Was ist Factoring? Definition, Grundprinzip und Nutzen
Factoring ist der laufende Verkauf offener Forderungen an einen Finanzdienstleister. Aus einer Rechnung mit 30 oder 60 Tagen Zahlungsziel wird so binnen weniger Tage verfügbare Liquidität.
Von der Rechnungsverkauf24-Fachredaktion Fachlich geprüft 6 Min. LesezeitAktualisiert: 6. Juli 2026

Factoring Definition: Forderungsverkauf statt Warten
Factoring bezeichnet den fortlaufenden Verkauf von Forderungen aus Lieferungen und Leistungen an einen spezialisierten Dienstleister, den Factor. Statt bis zum Ende des Zahlungsziels auf den Rechnungsbetrag zu warten, erhält das Unternehmen einen Großteil der Summe sofort ausgezahlt.
Rechtlich handelt es sich um einen Kaufvertrag über die Forderung: Die Forderung geht auf den Factor über, der damit auch das Einziehen des Geldes vom Kunden (dem Debitor) übernimmt. Factoring ist damit kein Darlehen, sondern ein Aktivtausch in der Bilanz. Die offene Forderung wird gegen Bankguthaben getauscht.
Das Grundprinzip in drei Schritten
Der Ablauf folgt in fast allen Vertragsformen demselben Muster. Nach Abschluss eines Rahmenvertrags werden die Forderungen laufend eingereicht und angekauft.
- Das Unternehmen liefert seine Leistung und stellt dem Kunden wie gewohnt eine Rechnung.
- Die Rechnung wird an den Factor übermittelt, der in der Regel 80 bis 90 Prozent des Betrags innerhalb von ein bis zwei Werktagen auszahlt.

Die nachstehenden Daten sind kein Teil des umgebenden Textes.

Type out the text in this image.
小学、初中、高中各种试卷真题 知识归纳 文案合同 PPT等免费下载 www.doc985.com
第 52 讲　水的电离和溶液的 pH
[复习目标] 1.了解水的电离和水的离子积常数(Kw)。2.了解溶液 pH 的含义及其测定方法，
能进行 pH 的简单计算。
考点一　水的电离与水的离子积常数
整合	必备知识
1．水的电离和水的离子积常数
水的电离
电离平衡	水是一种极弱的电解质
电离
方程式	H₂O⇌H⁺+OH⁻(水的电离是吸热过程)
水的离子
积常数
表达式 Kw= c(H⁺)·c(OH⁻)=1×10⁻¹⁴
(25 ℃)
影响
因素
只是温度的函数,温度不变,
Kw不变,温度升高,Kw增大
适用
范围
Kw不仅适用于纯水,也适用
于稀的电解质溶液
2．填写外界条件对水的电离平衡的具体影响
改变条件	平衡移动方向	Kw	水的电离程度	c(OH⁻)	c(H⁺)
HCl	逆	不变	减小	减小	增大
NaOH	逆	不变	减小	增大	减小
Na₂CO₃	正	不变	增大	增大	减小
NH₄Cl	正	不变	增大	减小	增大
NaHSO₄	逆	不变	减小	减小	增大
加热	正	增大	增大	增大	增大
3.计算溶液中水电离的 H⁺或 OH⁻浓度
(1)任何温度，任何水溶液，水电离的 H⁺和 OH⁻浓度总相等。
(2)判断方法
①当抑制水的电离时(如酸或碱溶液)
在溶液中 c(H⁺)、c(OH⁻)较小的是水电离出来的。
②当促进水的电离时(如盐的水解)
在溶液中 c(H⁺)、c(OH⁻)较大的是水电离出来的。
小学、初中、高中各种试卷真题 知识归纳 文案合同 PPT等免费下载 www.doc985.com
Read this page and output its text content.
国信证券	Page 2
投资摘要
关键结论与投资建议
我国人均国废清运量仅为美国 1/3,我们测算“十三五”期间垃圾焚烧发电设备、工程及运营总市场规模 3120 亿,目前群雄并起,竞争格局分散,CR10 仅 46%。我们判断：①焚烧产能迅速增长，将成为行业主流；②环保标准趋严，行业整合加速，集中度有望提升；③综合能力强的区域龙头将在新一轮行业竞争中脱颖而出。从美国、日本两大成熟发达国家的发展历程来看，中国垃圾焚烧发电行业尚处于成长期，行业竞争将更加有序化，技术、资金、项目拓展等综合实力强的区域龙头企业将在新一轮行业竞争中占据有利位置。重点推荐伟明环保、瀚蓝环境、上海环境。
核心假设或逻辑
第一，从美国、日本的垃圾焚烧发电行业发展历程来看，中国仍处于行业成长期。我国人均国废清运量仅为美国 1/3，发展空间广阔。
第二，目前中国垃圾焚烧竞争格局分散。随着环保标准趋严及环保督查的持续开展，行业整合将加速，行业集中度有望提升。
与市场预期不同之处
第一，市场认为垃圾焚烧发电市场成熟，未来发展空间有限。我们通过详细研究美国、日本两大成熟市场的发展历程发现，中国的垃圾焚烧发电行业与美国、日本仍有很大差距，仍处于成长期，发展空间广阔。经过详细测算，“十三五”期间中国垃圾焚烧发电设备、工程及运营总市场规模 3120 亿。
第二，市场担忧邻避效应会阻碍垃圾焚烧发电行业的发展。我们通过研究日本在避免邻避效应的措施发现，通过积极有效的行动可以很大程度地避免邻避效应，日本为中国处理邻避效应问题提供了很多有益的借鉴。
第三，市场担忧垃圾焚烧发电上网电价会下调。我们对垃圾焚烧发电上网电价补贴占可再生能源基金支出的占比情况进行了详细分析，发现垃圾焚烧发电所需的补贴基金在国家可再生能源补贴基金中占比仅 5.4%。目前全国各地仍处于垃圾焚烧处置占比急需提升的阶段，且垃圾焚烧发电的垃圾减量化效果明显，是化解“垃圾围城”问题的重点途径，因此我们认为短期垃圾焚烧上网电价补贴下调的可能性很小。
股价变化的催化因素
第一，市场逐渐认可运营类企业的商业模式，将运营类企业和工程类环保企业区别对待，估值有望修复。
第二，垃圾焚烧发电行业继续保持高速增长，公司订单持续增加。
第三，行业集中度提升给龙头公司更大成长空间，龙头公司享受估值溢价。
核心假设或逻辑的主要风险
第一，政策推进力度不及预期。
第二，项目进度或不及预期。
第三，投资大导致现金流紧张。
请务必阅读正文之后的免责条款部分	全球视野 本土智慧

- Zahlt der Kunde später die Rechnung an den Factor, wird der einbehaltene Rest abzüglich der Gebühren an das Unternehmen überwiesen.
Wer nutzt Factoring?
Factoring eignet sich für Unternehmen mit wiederkehrenden Rechnungen an gewerbliche oder öffentliche Kunden (B2B und B2G). Besonders verbreitet ist es in Branchen mit langen Zahlungszielen und hoher Vorfinanzierung von Material und Löhnen.
Typische Nutzer sind Betriebe aus Handwerk und Bau, Transport und Logistik, Zeitarbeit, Pflege und Gesundheitswesen sowie Produktion und Großhandel. Auch Selbstständige und Freiberufler nutzen Factoring, sofern ihre Kunden Unternehmen sind. Reine Verbrauchergeschäfte (B2C) sind meist ausgeschlossen.
- Handwerk und Bau mit langen Projektlaufzeiten
- Transport, Spedition und Logistik
- Zeitarbeit und Personaldienstleistung mit hoher Lohnvorfinanzierung
- Pflegedienste, Ärzte und Gesundheitswesen
- Großhandel und produzierendes Gewerbe
Abgrenzung zu Kredit und Kontokorrent
Ein Bankkredit oder eine Kontokorrentlinie erhöht die Verschuldung und belastet die Bilanz. Factoring dagegen finanziert sich aus dem eigenen Umsatz: Es wird kein zusätzliches Fremdkapital aufgenommen, sondern bereits verdientes Geld früher verfügbar gemacht.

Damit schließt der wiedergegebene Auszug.